BAKER’S TOPIC – Chelsea buns
Imagine eighteenth century London, when the king himself, apparently without security or body-guards, would stroll across the parks or take his boat to visit the famous Chelsea Bun House which was known as one of the favourite haunts of George II and his Queen Caroline. After refreshment it was said he would fill the capacious pockets of his frock-coat to take back to the palace some treats for the grand-children.
To make the traditional Chelsea bun you should treat it like puff pastry, laminating the butter, sugar, and cinnamon mix into the dough. After spreading the mix carefully on two-thirds of the dough (see the photos kindly given by Sweet Doughs participant Janice Perrin from Houston) you proceed to fold up both sides in the puff pastry manner, then roll it out for one normal fold. After a long rest it is ready to be rolled out again into the long rectangle that is rolled up in the Swiss Roll manner before cutting.

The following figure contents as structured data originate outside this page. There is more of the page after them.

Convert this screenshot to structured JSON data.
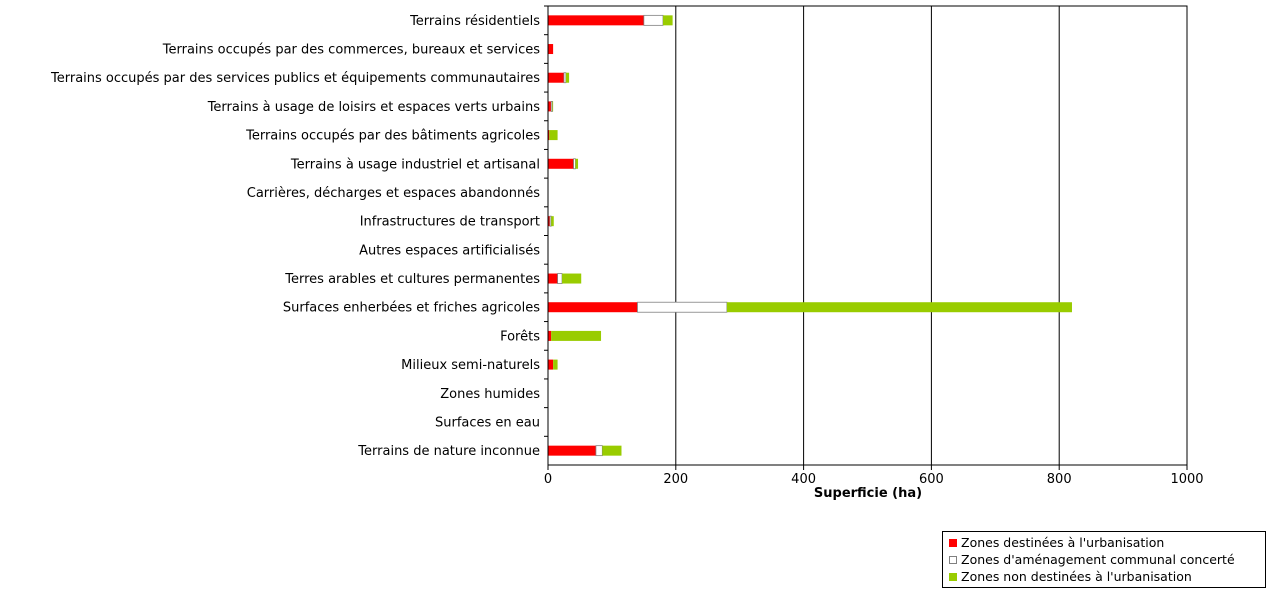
{
  "chart_data": {
    "type": "bar",
    "orientation": "horizontal",
    "stacked": true,
    "title": "",
    "xlabel": "Superficie (ha)",
    "ylabel": "",
    "xlim": [
      0,
      1000
    ],
    "xticks": [
      0,
      200,
      400,
      600,
      800,
      1000
    ],
    "grid": "vertical",
    "legend_position": "bottom-right",
    "categories": [
      "Terrains résidentiels",
      "Terrains occupés par des commerces, bureaux et services",
      "Terrains occupés par des services publics et équipements communautaires",
      "Terrains à usage de loisirs et espaces verts urbains",
      "Terrains occupés par des bâtiments agricoles",
      "Terrains à usage industriel et artisanal",
      "Carrières, décharges et espaces abandonnés",
      "Infrastructures de transport",
      "Autres espaces artificialisés",
      "Terres arables et cultures permanentes",
      "Surfaces enherbées et friches agricoles",
      "Forêts",
      "Milieux semi-naturels",
      "Zones humides",
      "Surfaces en eau",
      "Terrains de nature inconnue"
    ],
    "series": [
      {
        "name": "Zones destinées à l'urbanisation",
        "color": "#ff0000",
        "values": [
          150,
          8,
          25,
          5,
          2,
          40,
          0,
          3,
          0,
          15,
          140,
          5,
          8,
          0,
          0,
          75
        ]
      },
      {
        "name": "Zones d'aménagement communal concerté",
        "color": "#ffffff",
        "values": [
          30,
          0,
          3,
          2,
          0,
          3,
          0,
          2,
          0,
          7,
          140,
          0,
          0,
          0,
          0,
          10
        ]
      },
      {
        "name": "Zones non destinées à l'urbanisation",
        "color": "#99cc00",
        "values": [
          15,
          0,
          5,
          1,
          13,
          4,
          0,
          4,
          0,
          30,
          540,
          78,
          7,
          0,
          0,
          30
        ]
      }
    ]
  }
}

When cutting them from the long sausage of rolled up dough, be generous in the chunk that is cut off, making them each at least an inch wide, perhaps 30 mm. See photo below:
Place them flat on the baking tray, spacing them thoughtfully because at full proof they are to be just touching the neighbouring bun on all sides. Egg glazing is necessary, and some bakers wash them over with a syrup or honey as soon as they are drawn from the oven.